There’s a lot of purple in that graphic — the portion of each graph representing those who identify as both “pro-choice” and “pro-life.” White evangelicals and Catholics, unsurprisingly have the largest share of adherents who identify exclusively as pro-life. My guess is that this share — those who refuse any association with the identifier pro-choice — reflects those who want to see abortion criminalized, those who view abortion as immoral and also (or therefore) want to see it made illegal.
But more than half of Catholics and more than a third of white evangelicals identify as both pro-life and pro-choice. My guess — and this is only a guess — is that this suggests a moral opposition to abortion along with a perhaps-reluctant acknowledgement that it nonetheless ought to remain a legal option. My guess is that these purple people would be approximately in favor of the old Clinton formula: safe, legal and rare — perhaps with an emphasis on the “rare.” Some might prefer to pursue making abortion more rare by introducing an increasing number of legal hurdles, obstacles and hindrances, but others may prefer to pursue making abortion more rare by empowering women to have a wider menu of viable, meaningful choices (living wages, health care, day care, etc.).
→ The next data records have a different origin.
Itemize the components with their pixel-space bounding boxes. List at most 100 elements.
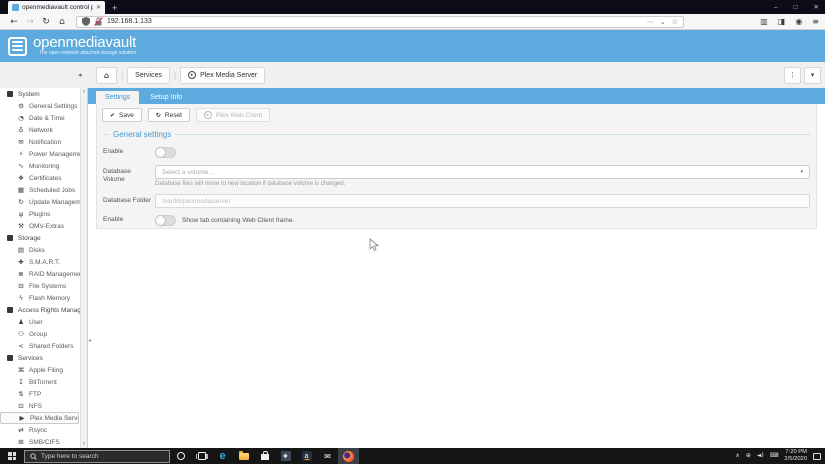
caret-down-button[interactable]: ▾ — [804, 66, 821, 84]
firefox-button[interactable] — [338, 448, 359, 464]
sidebar-item[interactable]: ⚒ OMV-Extras — [0, 220, 87, 232]
flash-icon: ϟ — [18, 293, 24, 302]
search-icon — [30, 452, 37, 460]
sidebar-scrollbar[interactable]: ˄ ˅ — [80, 88, 87, 448]
network-icon[interactable]: ⊕ — [746, 453, 751, 459]
back-icon[interactable]: ← — [6, 17, 22, 27]
breadcrumb-services-button[interactable]: Services — [127, 66, 170, 84]
sidebar-item[interactable]: ∿ Monitoring — [0, 160, 87, 172]
edge-button[interactable]: e — [212, 448, 233, 464]
speaker-icon[interactable]: ◄) — [757, 453, 764, 459]
sidebar-item[interactable]: ▤ Disks — [0, 244, 87, 256]
sidebar-item[interactable]: ⊟ File Systems — [0, 280, 87, 292]
sidebar-item[interactable]: ψ Plugins — [0, 208, 87, 220]
window-minimize-button[interactable]: – — [774, 4, 778, 11]
section-square-icon — [6, 235, 14, 241]
enable-toggle[interactable] — [155, 147, 176, 158]
sidebar-item[interactable]: ⇄ Rsync — [0, 424, 87, 436]
sidebar-splitter-handle[interactable]: ◂ — [88, 338, 91, 344]
navigation-sidebar: System ⚙ General Settings ◔ Date & Time … — [0, 88, 88, 448]
amazon-icon: a — [301, 451, 312, 461]
reload-icon[interactable]: ↻ — [38, 17, 54, 27]
reset-button[interactable]: ↻ Reset — [147, 108, 190, 122]
sidebar-item[interactable]: ↻ Update Management — [0, 196, 87, 208]
page-actions-icon[interactable]: ⋯ — [647, 18, 654, 26]
forward-icon[interactable]: → — [22, 17, 38, 27]
address-bar[interactable]: 192.168.1.133 ⋯ ⌄ ☆ — [76, 15, 684, 28]
sidebar-item[interactable]: ◔ Date & Time — [0, 112, 87, 124]
database-folder-input: /var/lib/plexmediaserver — [155, 194, 810, 208]
sidebar-collapse-icon[interactable]: ◂ — [78, 71, 82, 79]
insecure-lock-icon[interactable] — [94, 17, 103, 26]
sidebar-item[interactable]: ⚙ General Settings — [0, 100, 87, 112]
sidebar-item[interactable]: ♟ User — [0, 316, 87, 328]
download-icon: ↧ — [18, 377, 24, 386]
calendar-icon: ▦ — [17, 185, 25, 194]
task-view-button[interactable] — [191, 448, 212, 464]
shield-icon[interactable] — [82, 17, 90, 26]
more-menu-button[interactable]: ⋮ — [784, 66, 801, 84]
sidebar-item[interactable]: ⌘ Apple Filing — [0, 364, 87, 376]
library-icon[interactable]: ▥ — [760, 17, 768, 26]
sidebar-item[interactable]: Storage — [0, 232, 87, 244]
sidebar-item[interactable]: < Shared Folders — [0, 340, 87, 352]
tray-caret-icon[interactable]: ∧ — [735, 453, 739, 459]
sidebar-item[interactable]: ⇅ FTP — [0, 388, 87, 400]
url-text[interactable]: 192.168.1.133 — [107, 18, 643, 25]
database-volume-select[interactable]: Select a volume ... ▾ — [155, 165, 810, 179]
sidebar-item[interactable]: ↧ BitTorrent — [0, 376, 87, 388]
browser-home-icon[interactable]: ⌂ — [54, 17, 70, 27]
action-center-icon[interactable] — [813, 452, 821, 460]
breadcrumb-current-button[interactable]: ▸ Plex Media Server — [180, 66, 266, 84]
sidebar-item[interactable]: ❖ Certificates — [0, 172, 87, 184]
store-button[interactable] — [254, 448, 275, 464]
mail-button[interactable]: ✉ — [317, 448, 338, 464]
refresh-icon: ↻ — [18, 197, 24, 206]
taskbar-clock[interactable]: 7:20 PM 2/5/2020 — [784, 449, 807, 462]
bookmark-star-icon[interactable]: ☆ — [672, 18, 678, 26]
tab-setup-info[interactable]: Setup Info — [141, 91, 191, 104]
sidebar-item[interactable]: ⚇ Group — [0, 328, 87, 340]
new-tab-button[interactable]: + — [112, 2, 117, 14]
tab-close-icon[interactable]: ✕ — [96, 4, 101, 11]
save-button[interactable]: ✔ Save — [102, 108, 142, 122]
cortana-button[interactable] — [170, 448, 191, 464]
sidebar-item[interactable]: ⊞ SMB/CIFS — [0, 436, 87, 448]
sidebar-item[interactable]: Access Rights Management — [0, 304, 87, 316]
window-close-button[interactable]: ✕ — [814, 3, 819, 11]
window-maximize-button[interactable]: □ — [794, 4, 798, 11]
file-explorer-button[interactable] — [233, 448, 254, 464]
sidebar-item[interactable]: ⊡ NFS — [0, 400, 87, 412]
account-icon[interactable]: ◉ — [795, 17, 802, 26]
web-client-toggle[interactable] — [155, 215, 176, 226]
sidebars-icon[interactable]: ◨ — [778, 17, 786, 26]
browser-titlebar: openmediavault control pane ✕ + – □ ✕ — [0, 0, 825, 14]
sidebar-item[interactable]: ✉ Notification — [0, 136, 87, 148]
sidebar-item[interactable]: Services — [0, 352, 87, 364]
plex-web-client-button[interactable]: ▸ Plex Web Client — [195, 108, 270, 122]
scroll-down-icon[interactable]: ˅ — [83, 441, 86, 447]
breadcrumb-home-button[interactable]: ⌂ — [96, 66, 118, 84]
dropbox-button[interactable]: ❖ — [275, 448, 296, 464]
pocket-icon[interactable]: ⌄ — [660, 18, 666, 26]
sidebar-item[interactable]: ϟ Flash Memory — [0, 292, 87, 304]
check-icon: ✔ — [110, 111, 116, 119]
sidebar-item[interactable]: ⚡ Power Management — [0, 148, 87, 160]
scroll-up-icon[interactable]: ˄ — [83, 89, 86, 95]
amazon-button[interactable]: a — [296, 448, 317, 464]
sidebar-item[interactable]: ≣ RAID Management — [0, 268, 87, 280]
sidebar-item[interactable]: ▦ Scheduled Jobs — [0, 184, 87, 196]
windows-taskbar: Type here to search e ❖ a ✉ ∧ ⊕ ◄) ⌨ 7:2… — [0, 448, 825, 464]
browser-tab[interactable]: openmediavault control pane ✕ — [8, 1, 105, 14]
main-content: Settings Setup Info ✔ Save ↻ Reset ▸ Ple… — [88, 88, 825, 448]
taskbar-search-box[interactable]: Type here to search — [24, 449, 170, 463]
sidebar-item[interactable]: System — [0, 88, 87, 100]
sidebar-item[interactable]: ▶ Plex Media Server — [0, 412, 79, 424]
sidebar-item[interactable]: ✚ S.M.A.R.T. — [0, 256, 87, 268]
touch-keyboard-icon[interactable]: ⌨ — [770, 453, 779, 459]
start-button[interactable] — [0, 448, 24, 464]
fieldset-legend: General settings — [103, 130, 810, 139]
tab-settings[interactable]: Settings — [96, 91, 140, 104]
sidebar-item[interactable]: ♁ Network — [0, 124, 87, 136]
menu-icon[interactable]: ≡ — [812, 17, 819, 26]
Again, I’m just guessing — the graphic doesn’t actually tell us anything about what the purple people want or what it means, to them, to choose both of those identifiers of pro-life and pro-choice. It may only indicate that many Americans find these identifiers both to be inadequate on their own — as Taja Lindley recently wrote, the polarizing politics of abortion present a stark binary view that doesn’t capture many people’s actual experience:
In today’s binary political system, however, abortion has become oversimplified. Although fraught with social, economic, cultural, and political meaning, abortion has been reduced to a singular and isolated issue in the political arena. And yet, just below the surface of political silencing, those of us whose experiences with abortion do not fit neatly into didactic sound-bites and talking points for pundits and policymakers in their public debates about our bodies, the waters of human experience still run deep.
But if my guess above is correct — if the “pro-life only” category represents those who want to see abortion outlawed, while the purple people lean toward safe, legal and rare — then this graphic shows us something interesting: Earlier surveys have found that about a third of white evangelicals want abortion to be legally available in their communities. Yet this survey finds 48 percent of white evangelicals identifying themselves as pro-choice. This may indicate that allowing respondents to qualify their answers — to say they are pro-choice but also pro-life — resulted in a greater number of white evangelicals being willing to state that they do not wish to see abortion criminalized. And if my guess is correct about what this graphic is showing us, then it would suggest that a greater number of white evangelicals wish to see abortion remain a legal option than wish to see it banned completely.